Wonder how much Cathie Wood paid for this.
but it’s 100% accurate!
Fair points and it is mostly inertia at this point for me, but at the time I opened up a brokerage account on Vanguard it was because I realized I had 4 different investment accounts across 4 different platforms. I wasn’t too impressed with the platforms for 2 of them (Schwab, Fidelity) and the other provider didn’t offer any other accounts except for the company 401k. So I tried to simplify a little bit by adding another account to Vanguard since it’s still easy enough to maneuver around once you figure out how to do the thing you need to do (setup an automatic reoccurring transaction).I remember calling support when I setup my Roth because it wasn’t clear at all what I was doing and actually had a decent support experience.
I have been meaning to rollover a 401k into an IRA. etrade looks like a pretty good platform since I’m not too worried about being across different platforms anymore.
I mean I guess but I spend like 15 minutes a year making adjustments on Vanguard’s website. Maybe on etrade it’d be seven minutes a year? I’ve never had to do anything like roll over a 401k so maybe that sort of stuff is significantly harder, who knows.
Does anyone have any experience with Wealthfront or Betterment? I am thinking about giving one of them a chance.
I think they do direct indexing which seems like a complete nightmare to me relative to just buying VTSAX.

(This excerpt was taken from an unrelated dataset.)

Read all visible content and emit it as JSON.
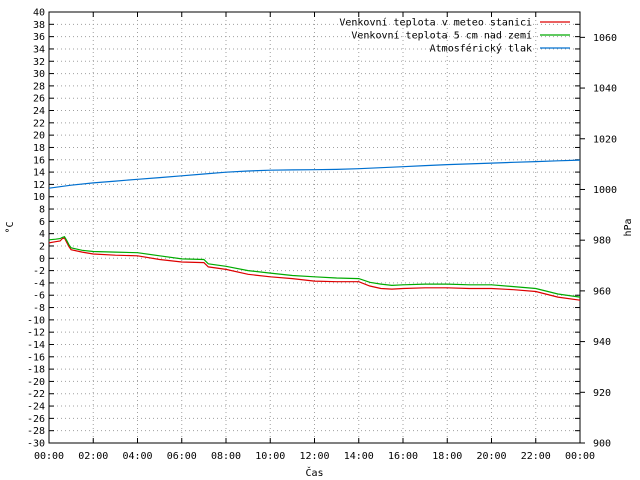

You could maybe beat their higher vig with their automatic tax loss harvesting feature but it just seems like not worth the effort. I looked into one of those years ago but bailed when I figured out there was no way to elect to not reinvest dividends. No big deal for me now, but when you start withdrawing from your accounts you want that option.
I recently saw Fidelity advertising this and it seems kind of awesome - Like, yes, I want to exactly hold the entire S&P 500 except for Tesla. I would have absolutely done that. Of course, this is exactly the attitude that leads investors to underperform the market, but IT MIGHT WORK FOR ME.
People come up with all kinds of mechanisms for dealing with euphoria about a certain stock. In Canada many years ago our largest company by far was Nortel. Nortel is famous in Canadian business history because it was just a monumental Canadian company. At one point I recall that Nortel was over 1/3 of the entire Canadian TSE 300 stock index and almost half the TSE 60 index of the 60 largest companies in Canada. For a large part of my early career, Canada had two stock indices that were tracked separately because the main index was just the “Nortel plus noise” index. We still have a “capped index” that limits the contribution of any one company to 10%, but for many years the performance has been pretty much the same between the index and the capped index.
Nortel’s ascension and bankruptcy is a fascinating story of business and retail investing. There’s a great book about the company called The Bubble And The Bear.
Never heard of this before, but just put it on my reading list. When I saw the rating of 3.75, I was initially hesitant.
So I read the single review. At first, I was like
If this were half as long I think I would find it twice as interesting.
But then I was like
Lots of technical detail in this forensic account but not all of it accessible.
I, for one, am glad that Vanguard has all the functionality of a Geocities era website
In for spidercrab book review.
Can someone explain how Goldman lost $3 billion starting a consumer bank? That’s a staggering amount of money! I’ve read like a dozen articles and none of them explain why the losses happened.
well lending money to consumers seems like a thing that can easily go very very wrong if you are too loose about it
From what I gleaned in a very cursory manner the “lost” money is just a reserve for if they actually lose money. It’s not gone, it just has to be reserved.
Unless I read it very wrong.
Like there’s no way people defaulted in 3 billion dollars of apple card. Fuck outta here.
Where are you seeing this? There’s the WSJ story here:
that says they’ve lost $3 billion since 2020. But I’m having a hard time seeing where that loss is showing up on their financials.
Holy shit. I just saw a Rivian truck in the wild. I didn’t think it was a real operating company.
I see them all the time in San Jose, you can always tell it’s a Rivian by the goofy looking oval headlights.
Ya, I’ve seen plenty of Rivian and Polestars out here. The Rivian Amazon van has a very unique amount of lights on it and also unique in that it was the first electric delivery van I’ve seen.